外勤先の病院に超音波検査装置があり、自分自身で膀胱のエコー検査を行って、腫瘍を発見したのです。青天の霹靂(へきれき)でした。
東大医学部の先輩の病院で、がんが見つかる2年ほど前に肝臓に脂肪がたまる脂肪肝を自分で発見して以来、毎月エコー検査を自分でしてきました。
2018年の9月ごろから膀胱の左側の壁が多少厚く見えていました。そこで、12月9日、尿をためた上で入念にチェックしてみました。すると、左の尿管が膀胱に開口する「尿管口」の近くに15ミリくらいの腫瘍ができていました。
スマートフォンで検査結果の写真を撮り、後輩の泌尿器科医にメールで送信すると、「膀胱がんの可能性が大」との返事が来ました。翌日、同じ医師に内視鏡検査をお願いし、膀胱がんと確定しました。
麻酔が切れたら激しい痛み 我慢せずに薬を
日本人男性の3人に2人が、がんになる時代ですから、「がんになることを前提にした人生設計が必要」などと発言してきました。正直、まさか自分が罹患(りかん)するとは思っていませんでした。たばこは吸いませんし、運動は毎日行っていて、体重も若い頃のままです。「なぜ私が」と否認したい気持ちでした。
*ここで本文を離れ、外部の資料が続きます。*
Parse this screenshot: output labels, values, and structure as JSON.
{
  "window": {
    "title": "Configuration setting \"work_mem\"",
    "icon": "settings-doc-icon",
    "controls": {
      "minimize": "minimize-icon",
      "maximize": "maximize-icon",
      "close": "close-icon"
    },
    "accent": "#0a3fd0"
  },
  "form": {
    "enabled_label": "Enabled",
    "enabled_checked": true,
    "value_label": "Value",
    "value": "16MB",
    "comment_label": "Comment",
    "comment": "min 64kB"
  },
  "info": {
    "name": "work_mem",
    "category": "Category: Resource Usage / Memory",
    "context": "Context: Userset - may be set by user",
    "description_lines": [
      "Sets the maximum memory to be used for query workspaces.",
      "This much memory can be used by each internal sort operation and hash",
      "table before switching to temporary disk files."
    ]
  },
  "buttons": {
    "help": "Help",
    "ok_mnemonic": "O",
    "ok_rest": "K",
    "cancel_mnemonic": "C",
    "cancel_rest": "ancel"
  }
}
私がこのがんにかかった理由などありません。運が悪かったとしかいえないと思います。
治療は全身麻酔ではなく下半身の麻酔でしたから、電気メスによる切除の様子もモニターで見ることができました。幸い、40分という短時間で完全に切除できました。ただ、再発予防を目的に、膀胱内への抗がん剤注入も受けました。
麻酔が切れると下腹部に激しい痛みを感じましたが、痛み止めの処方をお願いして、楽になりました。この治療を受ける全員に痛み止めの処方が必要だと思います。痛みを我慢してよいことは全くありませんし、症状は本人しか分かりませんので、遠慮は不要です。
私は東大病院の放射線治療の責任者ですが、平成15年から26年まで、緩和ケア診療部長を兼任しておりましたので、緩和ケアのプロでもあります。しかし、実際に自分が患者にならないと分からないこともあります。今回のことで、早期がんでも緩和ケアが大切だと身にしみました。